I did not want to tell him. I had no intention of doing so, but the words poured out. I told him everything. Every single detail of my madness. And he listened. He didn’t interrupt. He didn’t question me. At some point, he reached across the table and picked up my hand. When I finished, he gave it a long squeeze.
“I know the first thing that’s crossed your mind is that you’re going insane. Well, you aren’t.”
For the first time that morning, I smiled. “How can you be so certain?”
“As a historian, I guess you could say that I believe in ghosts, or at least messages and inspirations from the spirit world. And having known you for all of two hours, at the maximum, I get the impression that you aren’t the least bit unhinged.”

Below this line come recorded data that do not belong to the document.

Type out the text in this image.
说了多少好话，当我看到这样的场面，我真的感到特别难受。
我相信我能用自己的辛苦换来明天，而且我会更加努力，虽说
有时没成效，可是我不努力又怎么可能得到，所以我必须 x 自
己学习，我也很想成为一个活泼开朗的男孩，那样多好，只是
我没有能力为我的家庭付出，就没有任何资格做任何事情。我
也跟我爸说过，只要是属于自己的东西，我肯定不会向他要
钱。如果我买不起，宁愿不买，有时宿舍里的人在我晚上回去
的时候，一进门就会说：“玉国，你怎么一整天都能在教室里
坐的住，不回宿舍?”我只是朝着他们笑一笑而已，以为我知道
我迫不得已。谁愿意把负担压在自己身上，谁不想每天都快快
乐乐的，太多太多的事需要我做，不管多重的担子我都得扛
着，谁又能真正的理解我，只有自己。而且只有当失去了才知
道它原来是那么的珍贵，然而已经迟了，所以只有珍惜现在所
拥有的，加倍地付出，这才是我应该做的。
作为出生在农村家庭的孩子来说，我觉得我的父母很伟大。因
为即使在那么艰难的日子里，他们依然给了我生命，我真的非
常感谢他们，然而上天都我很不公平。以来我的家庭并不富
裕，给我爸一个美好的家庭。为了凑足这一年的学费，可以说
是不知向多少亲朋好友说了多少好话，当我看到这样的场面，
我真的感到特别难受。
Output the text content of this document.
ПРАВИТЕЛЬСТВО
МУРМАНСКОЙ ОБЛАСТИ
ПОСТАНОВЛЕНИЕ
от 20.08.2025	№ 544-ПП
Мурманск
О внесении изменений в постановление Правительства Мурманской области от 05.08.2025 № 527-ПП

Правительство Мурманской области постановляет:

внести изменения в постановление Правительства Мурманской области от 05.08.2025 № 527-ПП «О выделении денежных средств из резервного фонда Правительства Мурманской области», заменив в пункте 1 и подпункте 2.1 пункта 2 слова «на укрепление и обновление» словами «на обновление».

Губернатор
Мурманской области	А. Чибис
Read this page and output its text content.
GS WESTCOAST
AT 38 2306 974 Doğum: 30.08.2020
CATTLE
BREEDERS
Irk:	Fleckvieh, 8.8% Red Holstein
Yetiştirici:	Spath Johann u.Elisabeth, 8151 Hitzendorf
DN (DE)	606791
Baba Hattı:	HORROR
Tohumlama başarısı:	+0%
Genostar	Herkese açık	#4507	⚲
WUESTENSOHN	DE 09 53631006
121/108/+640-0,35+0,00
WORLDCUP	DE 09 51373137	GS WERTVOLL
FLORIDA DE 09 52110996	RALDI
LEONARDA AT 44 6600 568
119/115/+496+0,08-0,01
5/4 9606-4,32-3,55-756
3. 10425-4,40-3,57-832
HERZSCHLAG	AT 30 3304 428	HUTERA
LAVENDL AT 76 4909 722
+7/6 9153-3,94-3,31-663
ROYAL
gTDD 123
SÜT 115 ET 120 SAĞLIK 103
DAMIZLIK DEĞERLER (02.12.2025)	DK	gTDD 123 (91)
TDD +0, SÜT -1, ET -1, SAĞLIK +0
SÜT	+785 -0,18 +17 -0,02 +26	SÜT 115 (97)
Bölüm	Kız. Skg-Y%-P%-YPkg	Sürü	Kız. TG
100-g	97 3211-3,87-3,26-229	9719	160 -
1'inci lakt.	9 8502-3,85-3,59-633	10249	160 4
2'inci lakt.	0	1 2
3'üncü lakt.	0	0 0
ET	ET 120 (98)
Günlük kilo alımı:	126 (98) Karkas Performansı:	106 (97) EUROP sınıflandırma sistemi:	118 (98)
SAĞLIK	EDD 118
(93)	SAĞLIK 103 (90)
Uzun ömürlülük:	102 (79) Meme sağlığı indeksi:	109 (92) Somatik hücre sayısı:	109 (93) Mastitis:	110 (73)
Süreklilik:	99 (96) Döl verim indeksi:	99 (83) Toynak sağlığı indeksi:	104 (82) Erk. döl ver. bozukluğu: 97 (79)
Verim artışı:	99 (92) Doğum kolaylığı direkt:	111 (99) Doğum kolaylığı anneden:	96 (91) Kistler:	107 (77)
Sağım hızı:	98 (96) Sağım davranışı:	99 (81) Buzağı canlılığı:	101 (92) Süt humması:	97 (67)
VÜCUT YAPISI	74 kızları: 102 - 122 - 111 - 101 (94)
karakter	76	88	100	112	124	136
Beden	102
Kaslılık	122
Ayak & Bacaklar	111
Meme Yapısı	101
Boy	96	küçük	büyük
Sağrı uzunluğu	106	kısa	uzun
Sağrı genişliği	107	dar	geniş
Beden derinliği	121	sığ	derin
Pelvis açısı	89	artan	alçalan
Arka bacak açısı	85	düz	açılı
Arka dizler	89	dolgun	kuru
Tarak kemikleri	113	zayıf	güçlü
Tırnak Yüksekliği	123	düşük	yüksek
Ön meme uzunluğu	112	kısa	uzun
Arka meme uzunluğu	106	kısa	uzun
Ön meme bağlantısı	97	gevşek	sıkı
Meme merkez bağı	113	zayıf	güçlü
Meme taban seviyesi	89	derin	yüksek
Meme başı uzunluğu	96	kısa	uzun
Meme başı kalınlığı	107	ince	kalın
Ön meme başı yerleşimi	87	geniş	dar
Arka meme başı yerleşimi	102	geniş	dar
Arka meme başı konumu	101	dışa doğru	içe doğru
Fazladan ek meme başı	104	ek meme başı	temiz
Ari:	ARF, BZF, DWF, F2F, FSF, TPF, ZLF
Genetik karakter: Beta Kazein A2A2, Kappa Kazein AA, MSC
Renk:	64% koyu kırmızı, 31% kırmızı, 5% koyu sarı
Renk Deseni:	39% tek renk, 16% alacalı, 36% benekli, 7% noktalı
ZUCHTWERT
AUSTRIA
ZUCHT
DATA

I suppose it was his confidence—in himself and in me—that was so comforting. I needed a vote of confidence, even from a stranger. “Thanks, Nathan. Thanks for listening, and thanks for not treating me like a budding lunatic.”
“Since you came to Ravenwood to see Mary Quinn, have you seen her?”
I shook my head. “I was hoping today might be the day.”
For the first time worry crossed Nathan’s face. “It’s none of my business, you know.” He stood and paced the kitchen. “I probably shouldn’t say this at all.”
“Say what?”
“Emma, is it possible that your husband’s death wasn’t completely accidental?”
The idea shocked any response from me. Frank, deliberately murdered? “Absolutely not. Frank didn’t have any real enemies. He was a man of integrity, of honor. People respected him. They looked up to him.”
Nathan crossed the room and stood behind me, his hands on my shoulders in a gentling motion. “Easy, Emma, easy. I didn’t mean to imply that he was murdered because he was a bad man. Don’t you know that sometimes people are killed because they’re good? Especially men of integrity and honor. They can gum up the works for dishonest people.”
“Who would want Frank dead?”
He squeezed my tense shoulders and then released me. “I’m afraid that’s a question only you can answer. But the way I’m looking at this is that Frank feels wronged. He’s defied the odds and returned to tell you, the woman he trusts, that he’s been betrayed. If he isn’t accusing you…”
“Then he’s looking to me to help him.” A distinct chill touched my back and rolled down my entire body.
“If not to help him, then at least to understand.”
I was captured by the idea. I had not betrayed Frank. Not in any word or gesture during our marriage or since his death. Was it possible that he was seeking my help to find someone who had?
“What should I do?” I looked across the room to the sink where Nathan had begun to wash the dishes. He wiped his hands on a dish towel as he took my measure.
“It depends. Remember, this is just a theory.”
“It makes more sense than anything I’ve thought up. Unless, of course, I want to believe I’m going crazy.”
“Did you examine the police report of Frank’s death?”
I shook my head. “There didn’t seem to be a reason to. I mean, it was a robbery attempt and Frank tried to help a woman they were abusing. The robbers were crazy, and when Frank gave them trouble, they killed him.”